Bij BZK (– 27,6 mln) gaat het om lagere uitgaven voor de Subsidieregeling Energiebesparing Eigen Huis (SEEH) en het Programma Reductie Energieverbruik (PRE). Bij LNV (– 12,5 mln) betreft het lagere uitgaven voor de versnelling van de warme sanering van de varkenshouderij en de regeling investeringen in energie-efficiëntie glastuinbouw (EG-regeling). Bij EZK (– 15,1 mln) gaat het om lagere uitgaven voor de regeling Versnelde Investeringen CO2-reductie in de Industrie (VEKI) en specifieke maatregelen voor stimulering warmteprojecten. Gelet op het feit dat de lagere uitgaven betrekking hebben op maatregelen die geheel of deels doorschuiven naar 2020 zullen deze maatregelen geheel of deels later tot CO2-reductie leiden.
15
Hoeveel jaren op rij is er nu sprake van onderuitputting op de SDE en SDE+-regeling?
Antwoord
Sinds de start van de SDE in 2008 en de start van de SDE+ in 2013 is er sprake geweest van onderuitputting op de middelen die hiervoor beschikbaar zijn gesteld. De onderuitputting is vanaf 2013 in haar geheel in de reserve Duurzame Energie gestort, zodat deze middelen beschikbaar blijven voor toekomstige uitgaven op de SDE en de SDE+. Hierbij de kanttekening dat in 2013 bij de introductie van de begrotingsreserve, besloten werd de raming voor duurzame energie en de raming voor de ODE-heffing meerjarig te handhaven en niet jaarlijks bij te stellen voor nieuwe inzichten. Dit om te voorkomen dat bij de jaarlijkse herziening van de ramingen de eventuele meevallers ingezet zouden worden voor andere doelen dan duurzame energie.
16
Hoeveel is het verschil tussen de opbrengsten van het Groningerveld en de kosten van schadeafhandeling, versterking en NPG in gasjaar 2018–2019?
Antwoord
De opbrengsten van EBN en de olie- en gasmaatschappijen zijn afhankelijk van de geconsolideerde winst die er op het gas uit Groningen en kleine velden door ieder bedrijf wordt behaald. Er is sprake van één afdracht per bedrijf voor het totaal van haar activiteiten op basis van één geconsolideerde resultatenrekening.

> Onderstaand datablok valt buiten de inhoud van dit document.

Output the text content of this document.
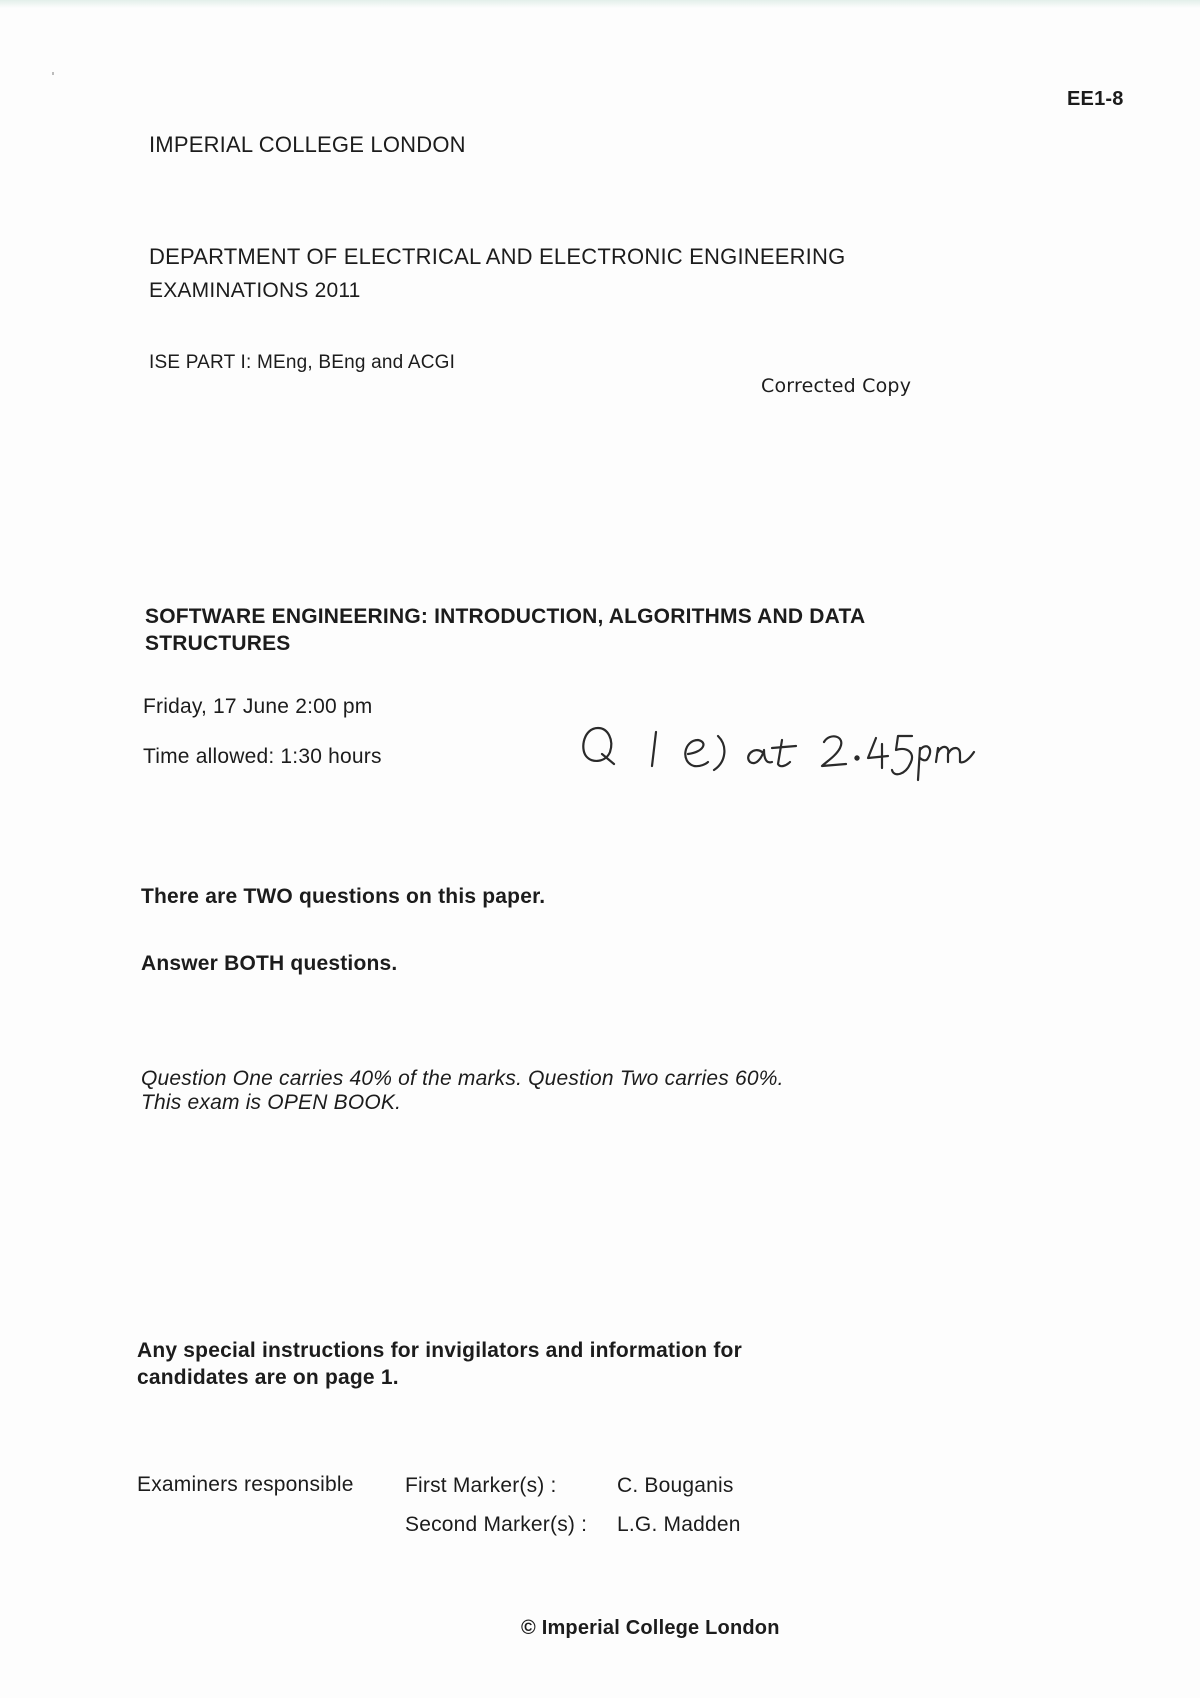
EE1-8
IMPERIAL COLLEGE LONDON
DEPARTMENT OF ELECTRICAL AND ELECTRONIC ENGINEERING
EXAMINATIONS 2011
ISE PART I: MEng, BEng and ACGI
Corrected Copy
SOFTWARE ENGINEERING: INTRODUCTION, ALGORITHMS AND DATA
STRUCTURES
Friday, 17 June 2:00 pm
Time allowed: 1:30 hours
There are TWO questions on this paper.
Answer BOTH questions.
Question One carries 40% of the marks. Question Two carries 60%.
This exam is OPEN BOOK.
Any special instructions for invigilators and information for
candidates are on page 1.
Examiners responsible First Marker(s) :	C. Bouganis
Second Marker(s) : L.G. Madden
© Imperial College London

De opbrengsten worden dus niet bepaald op veldniveau, maar op bedrijfsniveau.
Hierdoor worden de aardgasbaten die worden ontvangen door EZK niet uitgesplitst naar het Groningenveld of kleine velden en het is daarom niet mogelijk om de kosten en opbrengsten afzonderlijk in beeld te brengen.

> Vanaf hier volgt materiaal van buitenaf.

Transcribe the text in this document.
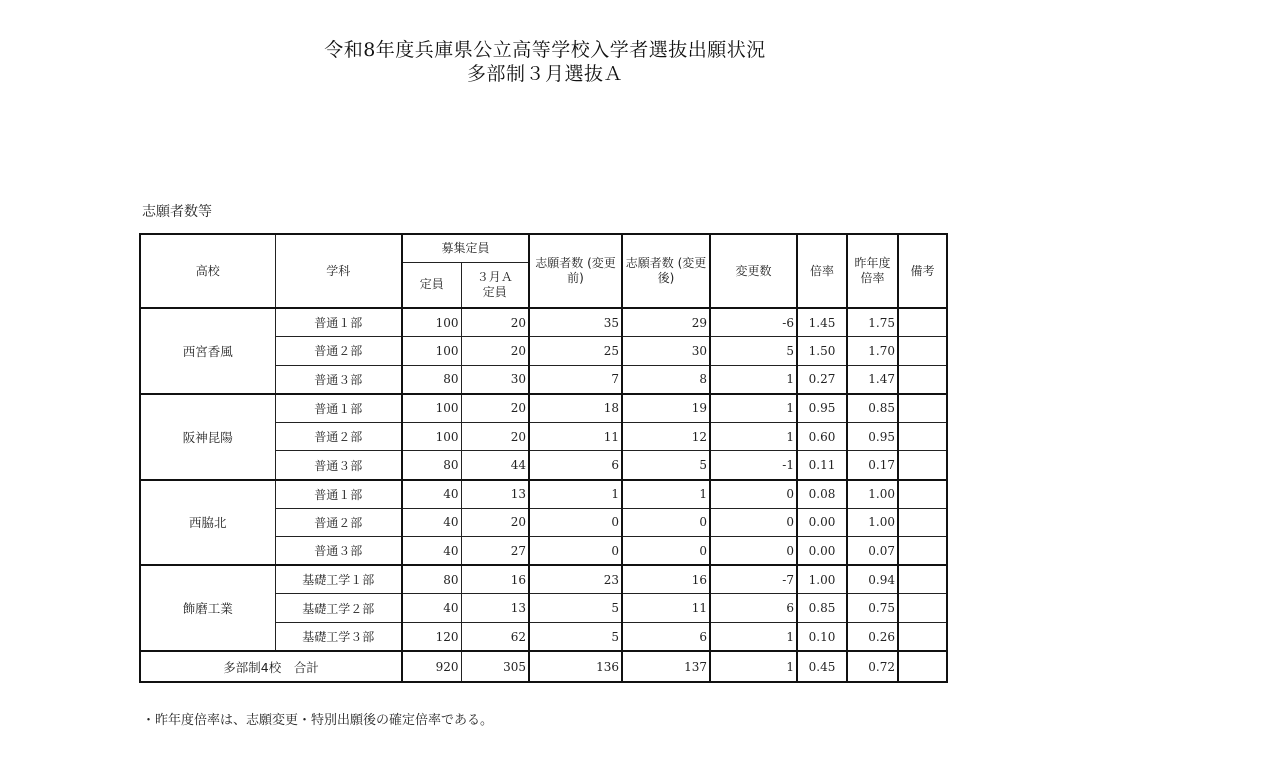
令和8年度兵庫県公立高等学校入学者選抜出願状況
多部制３月選抜Ａ
志願者数等
高校	学科	募集定員		志願者数 (変更前)	志願者数 (変更後)	変更数	倍率	昨年度 倍率	備考
		定員	３月Ａ 定員						
西宮香風	普通１部	100	20	35	29	-6	1.45	1.75	
	普通２部	100	20	25	30	5	1.50	1.70	
	普通３部	80	30	7	8	1	0.27	1.47	
阪神昆陽	普通１部	100	20	18	19	1	0.95	0.85	
	普通２部	100	20	11	12	1	0.60	0.95	
	普通３部	80	44	6	5	-1	0.11	0.17	
西脇北	普通１部	40	13	1	1	0	0.08	1.00	
	普通２部	40	20	0	0	0	0.00	1.00	
	普通３部	40	27	0	0	0	0.00	0.07	
飾磨工業	基礎工学１部	80	16	23	16	-7	1.00	0.94	
	基礎工学２部	40	13	5	11	6	0.85	0.75	
	基礎工学３部	120	62	5	6	1	0.10	0.26	
多部制4校　合計		920	305	136	137	1	0.45	0.72	
・昨年度倍率は、志願変更・特別出願後の確定倍率である。
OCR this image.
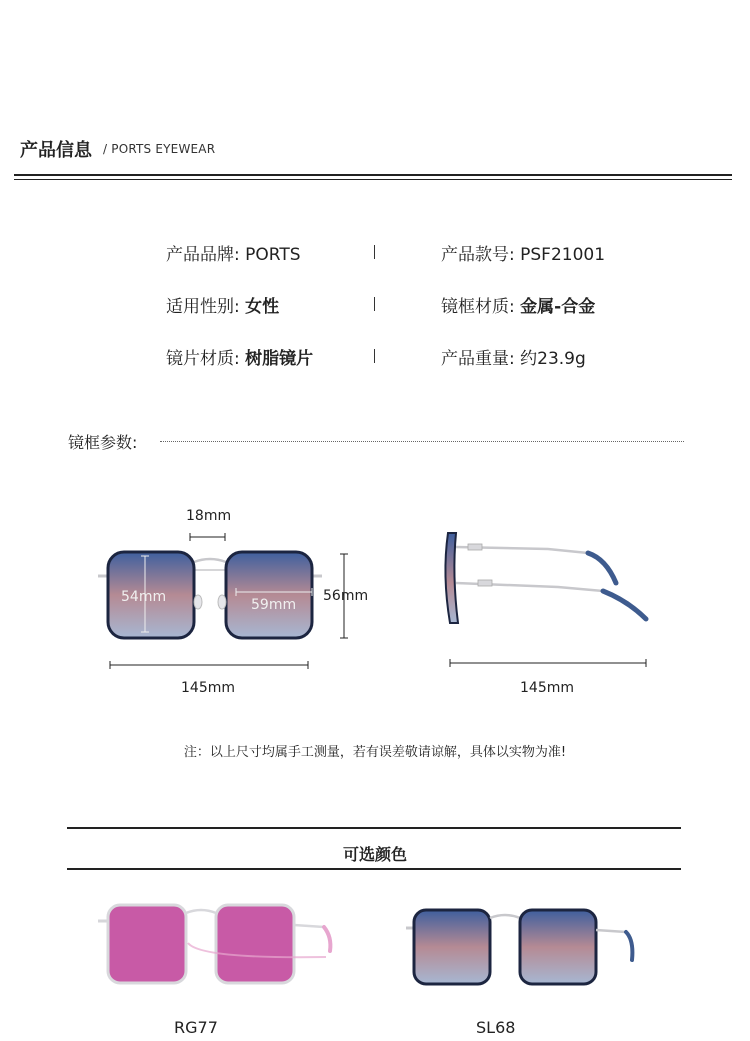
产品信息 / PORTS EYEWEAR
产品品牌: PORTS	产品款号: PSF21001
适用性别: 女性	镜框材质: 金属-合金
镜片材质: 树脂镜片	产品重量: 约23.9g
镜框参数:
18mm
54mm	59mm
56mm
145mm	145mm
注：以上尺寸均属手工测量，若有误差敬请谅解，具体以实物为准!
可选颜色
RG77	SL68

Alle bedragen hebben betrekking op kalenderjaren. Gegevens over gasjaren (van oktober tot oktober) zijn niet beschikbaar.
In 2018 waren de aardgasbaten 1,46 miljard euro (uit zowel het Groningerveld als kleine velden).

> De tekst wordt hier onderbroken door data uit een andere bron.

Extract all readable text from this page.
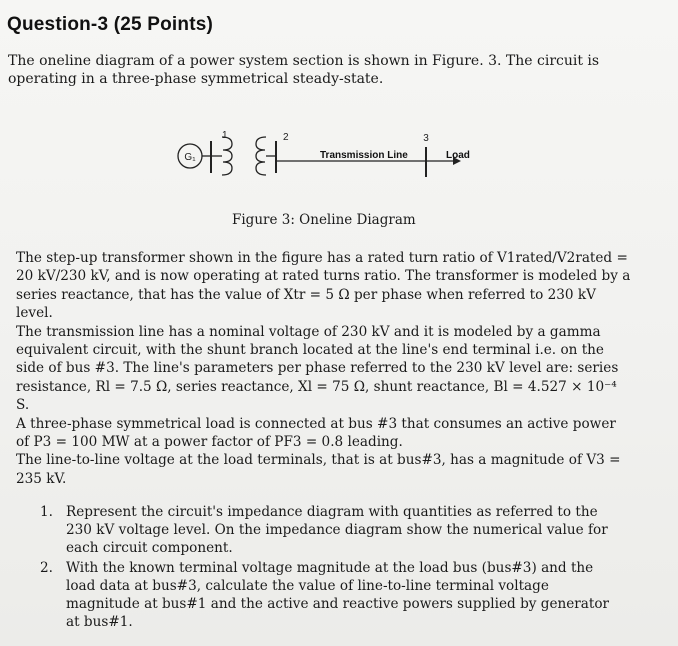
Question-3 (25 Points)

The oneline diagram of a power system section is shown in Figure. 3. The circuit is operating in a three-phase symmetrical steady-state.

G₁
1	2
Transmission Line
3
Load

Figure 3: Oneline Diagram

The step-up transformer shown in the figure has a rated turn ratio of V1rated/V2rated = 20 kV/230 kV, and is now operating at rated turns ratio. The transformer is modeled by a series reactance, that has the value of Xtr = 5 Ω per phase when referred to 230 kV level.

The transmission line has a nominal voltage of 230 kV and it is modeled by a gamma equivalent circuit, with the shunt branch located at the line's end terminal i.e. on the side of bus #3. The line's parameters per phase referred to the 230 kV level are: series resistance, Rl = 7.5 Ω, series reactance, Xl = 75 Ω, shunt reactance, Bl = 4.527 × 10⁻⁴ S.

A three-phase symmetrical load is connected at bus #3 that consumes an active power of P3 = 100 MW at a power factor of PF3 = 0.8 leading.

The line-to-line voltage at the load terminals, that is at bus#3, has a magnitude of V3 = 235 kV.

1. Represent the circuit's impedance diagram with quantities as referred to the 230 kV voltage level. On the impedance diagram show the numerical value for each circuit component.
2. With the known terminal voltage magnitude at the load bus (bus#3) and the load data at bus#3, calculate the value of line-to-line terminal voltage magnitude at bus#1 and the active and reactive powers supplied by generator at bus#1.
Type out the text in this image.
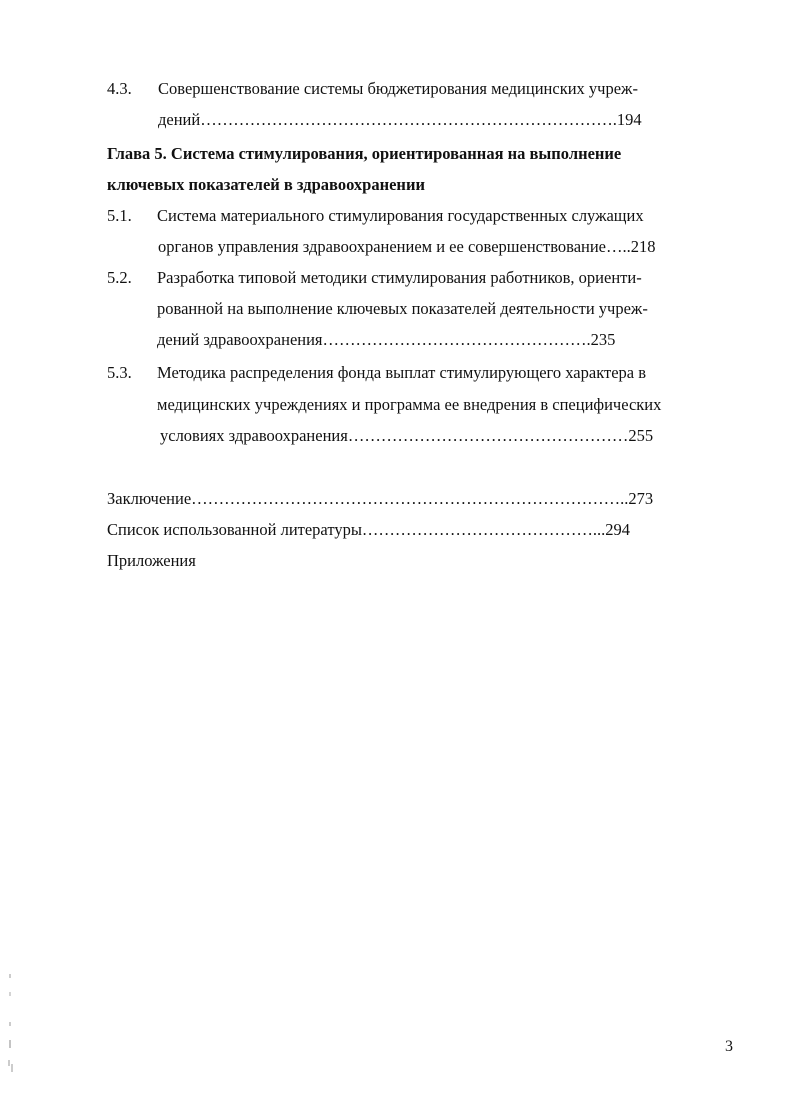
4.3. Совершенствование системы бюджетирования медицинских учреж-
дений………………………………………………………………….194
Глава 5. Система стимулирования, ориентированная на выполнение
ключевых показателей в здравоохранении
5.1. Система материального стимулирования государственных служащих
органов управления здравоохранением и ее совершенствование…..218
5.2. Разработка типовой методики стимулирования работников, ориенти-
рованной на выполнение ключевых показателей деятельности учреж-
дений здравоохранения………………………………………….235
5.3. Методика распределения фонда выплат стимулирующего характера в
медицинских учреждениях и программа ее внедрения в специфических
условиях здравоохранения……………………………………………255
Заключение……………………………………………………………………..273
Список использованной литературы……………………………………...294
Приложения
3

Hieronder staat een overzicht van de kosten die zijn gemaakt door NAM en EZK voor schade en versterken in 2018. Voor NPG heeft NAM in 2019 150 miljoen euro betaald. Vanuit de rijksbegroting is in 2018 en 2019 in totaal 210 miljoen euro betaald. Cijfers voor schade en versterken voor 2019 zijn nog niet beschikbaar gesteld door NAM.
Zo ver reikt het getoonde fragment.